一人の女子高校生がそこを覗き込んだ。 公園に設置されたそれほど大きくない二つのゴミ箱の、燃えるゴミのほう。 ほらちゃんと着きましたよとでも言いたげに、少し他のゴミに埋もれかかった紙飛行機。 「負けた」 呟いて腕を組み、公園に隣接しているアパートの2階の窓を見上げる。 「あの子、やっぱり天才かも。紙飛行機の大会ってあったかな」 窓とゴミ箱の距離、約15メートル。 また視線を紙飛行機に戻して、おやと首を傾げる。 紙飛行機はチラシなのだが、何かびっしり書いてあるようだ。 取り出して開いてみる。 ――……手紙? まだ幼い文字だが漢字もちゃんと使ってある。内容がよくわからない。 「ま、いっか。早く迎えに行ってあげないとねー」
ぴんぽーんと玄関から聞こえて、すみれがぱっと笑顔になるのを見て苦笑いする。 「ほら、迎えが来たぞ」 ぱたぱたと先に走って行った後をのんびり行く。 「すみれー、元気してたー?」 「うん!」 玄関では真樹(さなき)がすみれを抱きしめていた。 「おじちゃんにいじめられたりしなかった?」 「うん!」 「俺はおじちゃんか? ってかどうやって入ったんだよ」 「すみれが開けてくれたに決まってるじゃない」 ねーすみれー、と真樹はすみれの頭を撫でる。 「えらい?」 「うん。すみれはえらい。よく我慢したねー」 キャッキャッとすみれがはしゃぐ。 ……我慢させるようなところなのかよ俺の家は。 まぁ、あんまり胸を張れるような綺麗さじゃないが。 「頭いいよなこの子。驚いたぜ」 「当たり前でしょ。わたしのいとこなんだから。

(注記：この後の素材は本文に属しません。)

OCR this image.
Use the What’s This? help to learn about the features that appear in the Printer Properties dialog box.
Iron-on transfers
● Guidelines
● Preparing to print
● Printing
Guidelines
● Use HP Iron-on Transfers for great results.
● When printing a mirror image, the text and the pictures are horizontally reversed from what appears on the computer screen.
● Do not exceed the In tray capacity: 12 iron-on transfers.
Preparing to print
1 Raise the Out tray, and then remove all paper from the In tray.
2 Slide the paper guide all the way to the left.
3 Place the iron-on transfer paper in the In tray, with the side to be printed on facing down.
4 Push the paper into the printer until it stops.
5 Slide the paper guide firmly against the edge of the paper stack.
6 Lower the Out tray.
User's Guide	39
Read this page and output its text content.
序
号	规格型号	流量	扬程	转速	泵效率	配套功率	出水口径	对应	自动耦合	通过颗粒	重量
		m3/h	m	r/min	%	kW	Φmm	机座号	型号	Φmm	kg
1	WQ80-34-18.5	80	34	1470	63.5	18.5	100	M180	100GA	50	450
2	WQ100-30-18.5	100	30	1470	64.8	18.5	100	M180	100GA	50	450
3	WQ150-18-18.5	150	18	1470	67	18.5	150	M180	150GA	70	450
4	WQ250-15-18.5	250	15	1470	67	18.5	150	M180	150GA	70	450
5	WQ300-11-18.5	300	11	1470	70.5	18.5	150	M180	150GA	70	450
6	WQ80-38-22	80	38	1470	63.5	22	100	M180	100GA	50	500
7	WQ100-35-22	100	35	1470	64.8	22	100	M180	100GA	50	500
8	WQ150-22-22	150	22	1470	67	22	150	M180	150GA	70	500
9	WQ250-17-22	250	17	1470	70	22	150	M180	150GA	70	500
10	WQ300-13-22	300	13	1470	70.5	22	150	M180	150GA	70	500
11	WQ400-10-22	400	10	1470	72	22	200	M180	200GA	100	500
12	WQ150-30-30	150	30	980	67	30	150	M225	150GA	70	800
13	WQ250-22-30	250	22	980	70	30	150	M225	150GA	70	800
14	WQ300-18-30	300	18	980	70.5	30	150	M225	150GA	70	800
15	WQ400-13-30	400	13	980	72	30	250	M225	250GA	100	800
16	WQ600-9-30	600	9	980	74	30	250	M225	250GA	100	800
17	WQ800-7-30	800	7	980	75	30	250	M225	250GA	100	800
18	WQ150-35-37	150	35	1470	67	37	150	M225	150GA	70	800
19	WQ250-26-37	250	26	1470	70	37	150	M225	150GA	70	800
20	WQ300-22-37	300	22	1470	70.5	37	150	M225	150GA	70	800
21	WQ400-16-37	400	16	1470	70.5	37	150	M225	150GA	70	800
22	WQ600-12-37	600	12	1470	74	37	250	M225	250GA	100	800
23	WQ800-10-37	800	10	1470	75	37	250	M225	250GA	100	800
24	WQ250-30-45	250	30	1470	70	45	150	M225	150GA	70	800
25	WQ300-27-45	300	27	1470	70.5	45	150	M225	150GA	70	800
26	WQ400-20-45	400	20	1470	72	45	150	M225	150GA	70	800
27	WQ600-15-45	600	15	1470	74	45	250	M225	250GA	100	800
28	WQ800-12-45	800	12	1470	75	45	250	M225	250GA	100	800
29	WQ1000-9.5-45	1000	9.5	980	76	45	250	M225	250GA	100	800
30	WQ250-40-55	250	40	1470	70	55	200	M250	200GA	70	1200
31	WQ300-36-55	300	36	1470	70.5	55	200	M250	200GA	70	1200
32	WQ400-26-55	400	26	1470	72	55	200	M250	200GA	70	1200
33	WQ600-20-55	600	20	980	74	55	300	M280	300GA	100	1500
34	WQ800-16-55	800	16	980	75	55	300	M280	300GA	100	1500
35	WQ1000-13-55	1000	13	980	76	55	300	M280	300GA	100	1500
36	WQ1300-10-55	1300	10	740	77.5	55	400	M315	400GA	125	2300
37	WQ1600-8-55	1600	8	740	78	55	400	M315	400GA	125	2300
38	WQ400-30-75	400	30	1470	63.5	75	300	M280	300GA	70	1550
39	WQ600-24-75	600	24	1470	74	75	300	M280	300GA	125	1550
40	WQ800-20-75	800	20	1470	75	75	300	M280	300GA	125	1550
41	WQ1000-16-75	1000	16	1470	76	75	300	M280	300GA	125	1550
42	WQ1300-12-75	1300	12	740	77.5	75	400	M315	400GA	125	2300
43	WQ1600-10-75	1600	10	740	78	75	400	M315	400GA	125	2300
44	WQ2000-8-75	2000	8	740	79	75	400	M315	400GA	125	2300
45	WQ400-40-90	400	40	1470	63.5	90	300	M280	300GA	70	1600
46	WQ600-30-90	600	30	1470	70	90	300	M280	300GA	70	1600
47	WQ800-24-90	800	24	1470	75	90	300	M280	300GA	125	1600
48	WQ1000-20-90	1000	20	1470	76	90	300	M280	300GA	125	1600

なによその目は」 「いや、なんでもない」 制服の裾を引っ張られて、真樹がなに?とすみれを見る。 「あのね、すみれ勝ったの」 きらきらと目を輝かせているすみれ。にっこりと真樹が頷く。 「そうだね。入れられたね紙飛行機。お姉ちゃんの負けだ。約束のご褒美、おうちに帰ったらあげなきゃね。っと、そうそう。これに書いてあるのなぁに?」 取り出したチラシ――一度飛行機の形に折られたものを広げたものを取り出す。 預けたときに窓の外見て勝負だとかなんとか言ってたな。 と思って何気無くそれを見てぎょっとする。 ま……まさか?! すみれが笑顔で 「これね、おにいちゃんのおて」 「真樹何か飲まないか?! な?!」 「へ? あぁ別にいいよ、すぐ帰るし、って、もしかしてなにかやばいことでもあるの? これ」 「い、いや、その……」 図星。 「じゃ帰ろっか、すみれ」 「あー待て! わかった、俺が説明する!」
なんか時間だけがかかって長くなる〜。 その内またやろう〜〜〜。